– Ну да, ну да, – прорычал Борис из темноты за кругом света, защелкивая зажигалку, – не было б краски, и смотреть было б не на что.
– Именно. – Хорст обернулся, лицо перерезала тень. – Это его шутка, Фабрициуса. В сердце картины – шутка. Именно так и поступают все великие мастера. Рембрандт. Веласкес. Поздний Тициан. Они шутят. Забавляются. Выстраивают иллюзию, фокус, но подойдешь ближе – и все распадается на отдельные мазки. Абстрактная, неземная. Другая, куда более глубокая красота. Сущность и не сущность еще. Должен сказать, что одно это крошечное полотно ставит Фабрициуса в один ряд с величайшими художниками всех времен. А “Щегол” ведь что? Он творит чудо на таком безделушечном пространстве. Хотя, признаюсь, удивился, – тут он повернулся ко мне, – когда впервые взял ее в руки. Тяжелая, да?

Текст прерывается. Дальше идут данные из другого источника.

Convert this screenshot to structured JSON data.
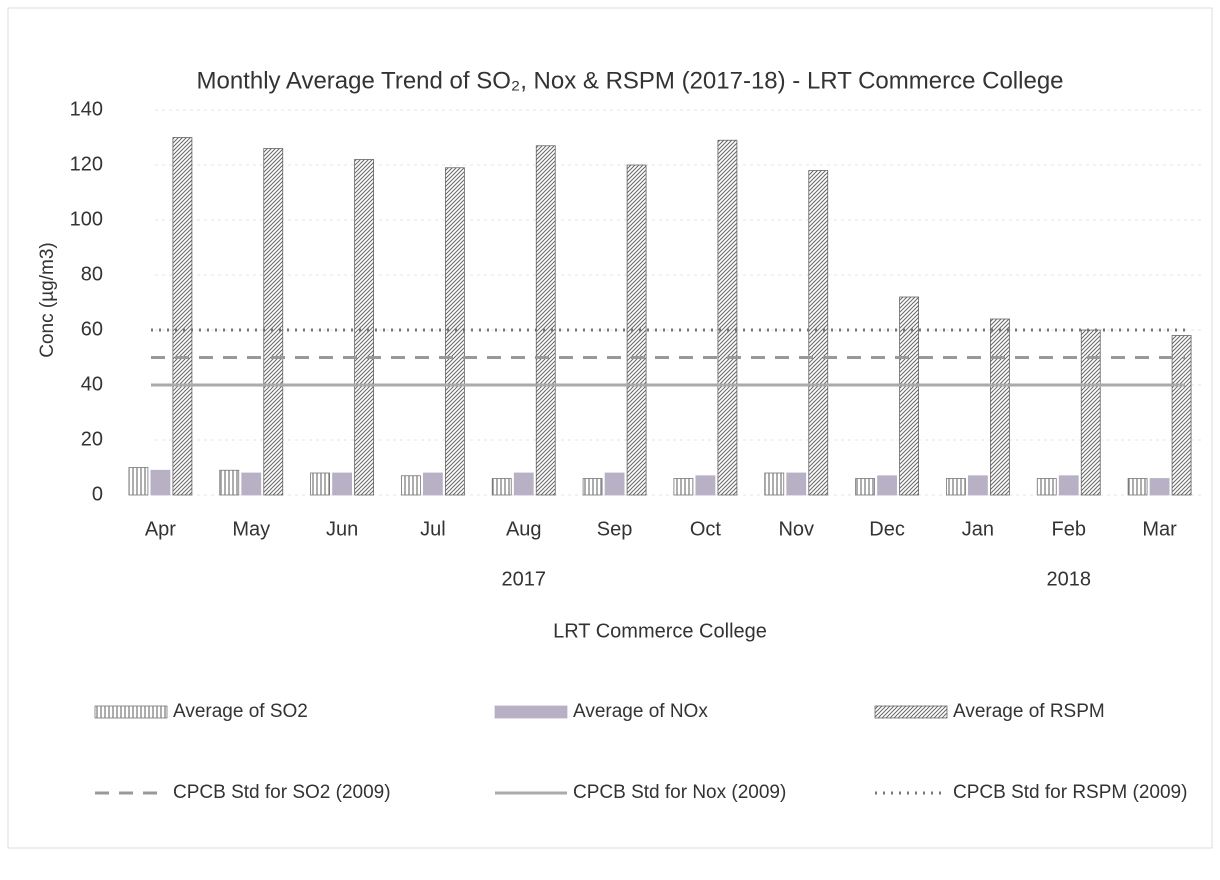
{
  "chart_data": {
    "type": "bar",
    "title": "Monthly Average Trend of SO₂, Nox & RSPM (2017-18) - LRT Commerce College",
    "y_label": "Conc (µg/m3)",
    "x_label": "LRT Commerce College",
    "categories": [
      "Apr",
      "May",
      "Jun",
      "Jul",
      "Aug",
      "Sep",
      "Oct",
      "Nov",
      "Dec",
      "Jan",
      "Feb",
      "Mar"
    ],
    "x_groups": [
      {
        "label": "2017",
        "count": 9
      },
      {
        "label": "2018",
        "count": 3
      }
    ],
    "ylim": [
      0,
      140
    ],
    "yticks": [
      0,
      20,
      40,
      60,
      80,
      100,
      120,
      140
    ],
    "grid": true,
    "legend": "bottom",
    "series": [
      {
        "name": "Average of SO2",
        "style": "bar",
        "fill": "vertical",
        "color": "#777777",
        "values": [
          10,
          9,
          8,
          7,
          6,
          6,
          6,
          8,
          6,
          6,
          6,
          6
        ]
      },
      {
        "name": "Average of NOx",
        "style": "bar",
        "fill": "solid",
        "color": "#b8b0c4",
        "values": [
          9,
          8,
          8,
          8,
          8,
          8,
          7,
          8,
          7,
          7,
          7,
          6
        ]
      },
      {
        "name": "Average of RSPM",
        "style": "bar",
        "fill": "diagonal",
        "color": "#666666",
        "values": [
          130,
          126,
          122,
          119,
          127,
          120,
          129,
          118,
          72,
          64,
          60,
          58
        ]
      },
      {
        "name": "CPCB Std for SO2 (2009)",
        "style": "line",
        "dash": "dashed",
        "color": "#999999",
        "values": [
          50,
          50,
          50,
          50,
          50,
          50,
          50,
          50,
          50,
          50,
          50,
          50
        ]
      },
      {
        "name": "CPCB Std for Nox (2009)",
        "style": "line",
        "dash": "solid",
        "color": "#aaaaaa",
        "values": [
          40,
          40,
          40,
          40,
          40,
          40,
          40,
          40,
          40,
          40,
          40,
          40
        ]
      },
      {
        "name": "CPCB Std for RSPM (2009)",
        "style": "line",
        "dash": "dotted",
        "color": "#777777",
        "values": [
          60,
          60,
          60,
          60,
          60,
          60,
          60,
          60,
          60,
          60,
          60,
          60
        ]
      }
    ]
  }
}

– Да. – Я не смог сдержать смутной признательности за то, что он заметил эту деталь, которая для меня значила до странного много, от которой расходилась сеть детских снов и ассоциаций, гамма эмоций. – Доска толще, чем кажется. Добавляет весу.

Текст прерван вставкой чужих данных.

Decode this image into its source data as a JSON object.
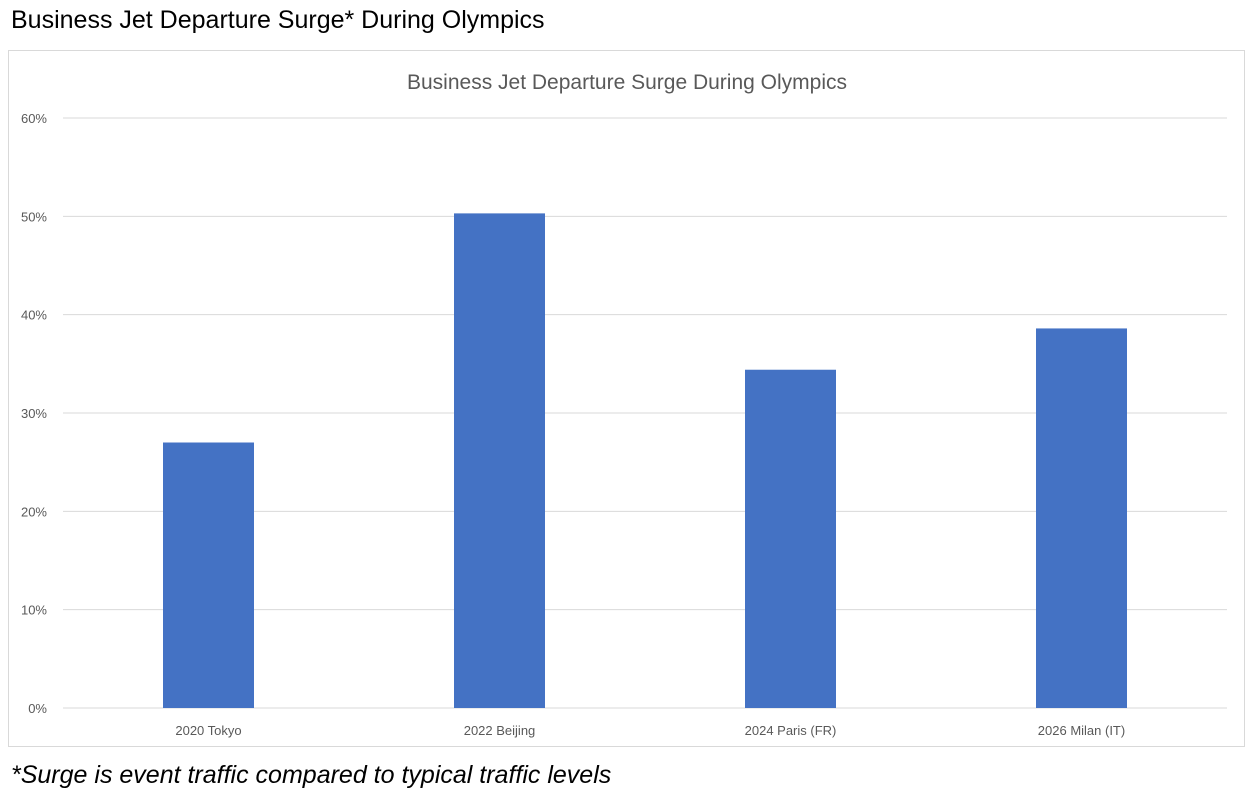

– Весу. Верно. Самое то слово. И фон – не такой желтый, как когда я его мальчишкой видел. Холст чистили – скорее всего, в начале девяностых. После реставрации света прибавилось.
– Сложно сказать. Мне не с чем сравнивать.
– Что ж, – сказал Хорст. Дымок от сигареты Бориса свивался в темноте, где он сидел, и это делало освещенный кружок, в котором мы стояли, похожим на сцену в полночном кабаре. – Может, я и не прав. Когда я впервые ее увидел, мне было лет двенадцать, около того.
– Да, и мне было столько же, когда я увидел ее в первый раз.
– В общем, – мирно продолжил Хорст, почесывая бровь, на тыльной стороне ладоней – синяки размером с десятицентовики, – отец тогда в первый и последний раз взял меня с собой в командировку, тогда – в Гаагу. Ледяные конференц-залы. Ни листочка не шелохнется. Однажды я хотел пойти в Дривлит, парк аттракционов, а он вместо этого отвел меня в Маурицхёйс. И музей превосходный, много превосходных картин, но запомнил я только одну – твою птичку. Ребенок к такой картине потянется, да? Der Distelfink [59] . Я так сначала эту картину знал, под немецким названием.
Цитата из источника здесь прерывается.